While many outlets have reported on the failures of Silicon Valley Bank and more news will continue to trickle in, it is our understanding that these episodes do not reflect the systemic risks experienced during the financial crisis of ’08-’09. The Treasury and the Federal Reserve are providing full backing for customers’ deposits in banks of all sizes. Affected customers are being made whole from a pool of emergency cash that receives its funding from a 2010-era banking legislation (Dodd-Frank) that mandated special fees on banks.
Role of Crypto and Customer Concentration
The significant exposure and decline in cryptocurrencies led to both Signature Bank and Silvergate Capital’s demise over the weekend, with $118 billion and $11 billion in assets, respectively. Silicon Valley Bank, SVB, at twice the size of Signature Bank, was a victim of its own success in some regards.
The bank’s deposits were not tied to customers’ loan portfolio where it tends to be “sticky.” Instead, the deposits came from unallocated venture capital funds and other monies deposited by customer companies for payroll processing for a wide array of startups. The nature of these deposits makes them more susceptible to flight risks. The concentration of tech startups, where founders are more likely to know each other, adds to the herd mentality of decision-making and underpins the swift run on the bank that took place on March 10.

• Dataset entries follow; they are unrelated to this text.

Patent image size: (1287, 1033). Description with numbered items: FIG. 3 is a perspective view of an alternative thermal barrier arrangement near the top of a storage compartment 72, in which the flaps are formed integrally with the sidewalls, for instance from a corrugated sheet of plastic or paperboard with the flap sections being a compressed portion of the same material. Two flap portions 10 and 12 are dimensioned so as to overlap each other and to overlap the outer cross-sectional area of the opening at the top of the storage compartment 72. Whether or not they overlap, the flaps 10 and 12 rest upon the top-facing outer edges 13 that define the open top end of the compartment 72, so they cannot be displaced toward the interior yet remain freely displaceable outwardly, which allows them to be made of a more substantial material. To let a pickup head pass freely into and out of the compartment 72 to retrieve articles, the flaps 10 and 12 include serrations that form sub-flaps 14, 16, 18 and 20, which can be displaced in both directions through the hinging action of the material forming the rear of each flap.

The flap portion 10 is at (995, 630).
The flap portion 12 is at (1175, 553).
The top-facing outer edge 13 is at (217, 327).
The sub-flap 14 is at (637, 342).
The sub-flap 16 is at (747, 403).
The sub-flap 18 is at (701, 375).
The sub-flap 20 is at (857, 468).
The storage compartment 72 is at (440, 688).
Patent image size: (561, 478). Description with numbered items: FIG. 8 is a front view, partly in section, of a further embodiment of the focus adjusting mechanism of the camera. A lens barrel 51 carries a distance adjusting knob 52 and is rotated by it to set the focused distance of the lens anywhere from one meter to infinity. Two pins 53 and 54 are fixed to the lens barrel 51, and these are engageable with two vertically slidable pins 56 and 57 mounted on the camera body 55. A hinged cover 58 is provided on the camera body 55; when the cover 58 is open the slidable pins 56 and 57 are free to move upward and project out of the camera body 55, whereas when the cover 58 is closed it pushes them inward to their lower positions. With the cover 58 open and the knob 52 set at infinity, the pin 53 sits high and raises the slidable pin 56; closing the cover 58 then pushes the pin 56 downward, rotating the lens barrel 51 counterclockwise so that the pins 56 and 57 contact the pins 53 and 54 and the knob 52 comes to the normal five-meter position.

Silicon Valley Bank did not suffer loan losses or invest in risky assets. They made the tactical error of parking their substantial deposits in securities with high-interest rate sensitivity. They also failed to overcome the strategic concentration of its customer base. More than half of the bank’s $73.6 billion loan portfolio comprised fund financing, which takes the form of subscription credit lines that funds could draw on to ease capital calls. This form of financing is the lifeblood for private equity firms but can be severely cyclical. While most of its assets may eventually find better buyers/operators in the banking world, their bounty of errors will likely change the regional banking landscape in a few ways.
Banks under $250 billion in assets have bypassed the strict capital cushion requirements of larger money-center banks since 2018. There will be intense scrutiny on whether mid-sized banking institutions should be held responsible for future failures. In addition, regional banks may have to get more competitive for customers’ deposits than the defensive pricing strategy banks have practiced for so long. This means lower margins for regional banks and an intermediate-term preference for large banks.
If Chairman Powell was looking to keep the “higher and longer” interest rate strategy in high gear, SVB just served up the first evidence that the monetary tightening engine is starting to redline. Approximately 30 percent of loans originated in smaller banks and those very banks will be on the defensive as they shore up capital over the next couple of quarters. This accomplishes a good portion of the Fed’s own goals. A more cautious Fed will be a welcome outcome as headline inflation continues to head lower on the money supply tightening already in motion.